How to initialize ConversationalRetrievalChain inside st.session_state?

Put your chain inside the st.session_state and then use it with st.session_state.chain.query()

How to initialize session state for chain?

To initilaize session state for the chain, use if ‘chain’ not in st.session_state:

How to use st.session_state.chain.query()?

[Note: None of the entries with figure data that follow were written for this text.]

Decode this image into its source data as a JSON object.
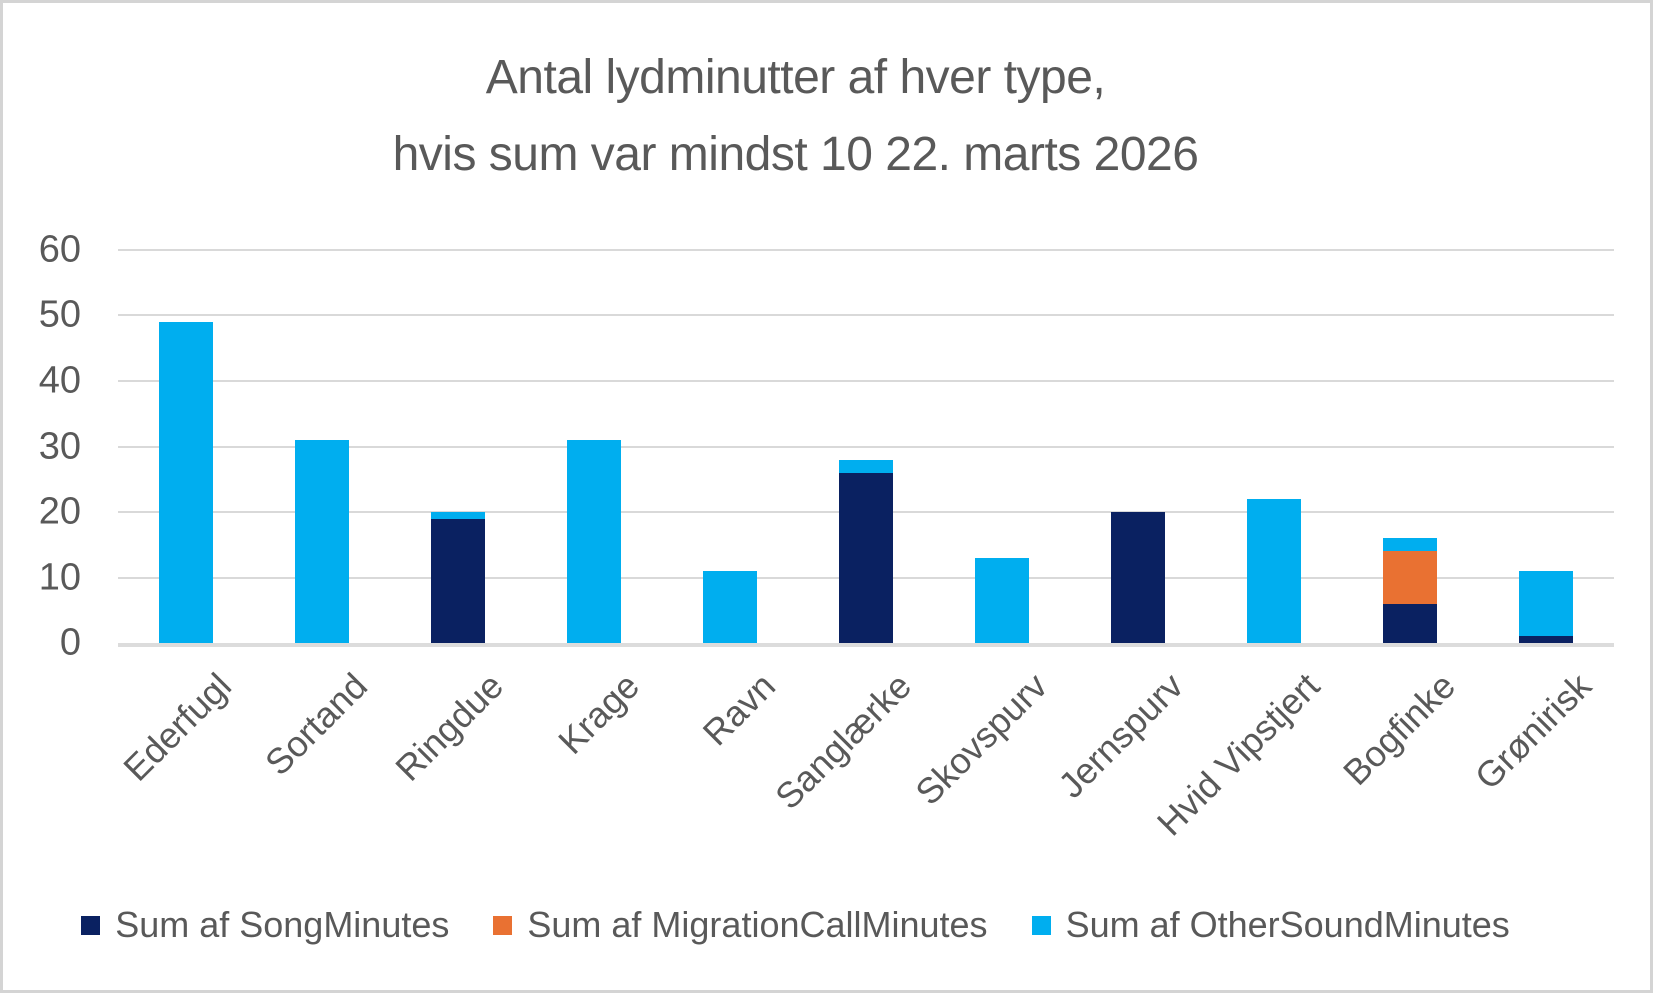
{
  "styles": {
    "text_color": "#595959",
    "grid_color": "#d9d9d9",
    "axis_line_color": "#dcdcdc",
    "background": "#ffffff",
    "border_color": "#d4d4d4",
    "song_color": "#0a2161",
    "migration_color": "#e97132",
    "other_color": "#00aeef"
  },
  "chart_data": {
    "type": "bar",
    "stacked": true,
    "title_lines": [
      "Antal lydminutter af hver type,",
      "hvis sum var mindst 10 22. marts 2026"
    ],
    "title": "Antal lydminutter af hver type, hvis sum var mindst 10 22. marts 2026",
    "categories": [
      "Ederfugl",
      "Sortand",
      "Ringdue",
      "Krage",
      "Ravn",
      "Sanglærke",
      "Skovspurv",
      "Jernspurv",
      "Hvid Vipstjert",
      "Bogfinke",
      "Grønirisk"
    ],
    "series": [
      {
        "name": "Sum af SongMinutes",
        "color": "#0a2161",
        "values": [
          0,
          0,
          19,
          0,
          0,
          26,
          0,
          20,
          0,
          6,
          1
        ]
      },
      {
        "name": "Sum af MigrationCallMinutes",
        "color": "#e97132",
        "values": [
          0,
          0,
          0,
          0,
          0,
          0,
          0,
          0,
          0,
          8,
          0
        ]
      },
      {
        "name": "Sum af OtherSoundMinutes",
        "color": "#00aeef",
        "values": [
          49,
          31,
          1,
          31,
          11,
          2,
          13,
          0,
          22,
          2,
          10
        ]
      }
    ],
    "xlabel": "",
    "ylabel": "",
    "ylim": [
      0,
      60
    ],
    "yticks": [
      0,
      10,
      20,
      30,
      40,
      50,
      60
    ],
    "grid": true,
    "legend_position": "bottom"
  }
}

Put your chain inside the st.session_state and then use it with st.session_state.chain.query()

Video Explanation:

The following video, titled "Memory in LangChain | Deep dive (python) - YouTube", provides additional insights and in-depth exploration related to the topics discussed in this post.

Play video

I'm really happy I took your Udemy class on Langchain. Well worth the money. Lots of great information. Thanks for making it.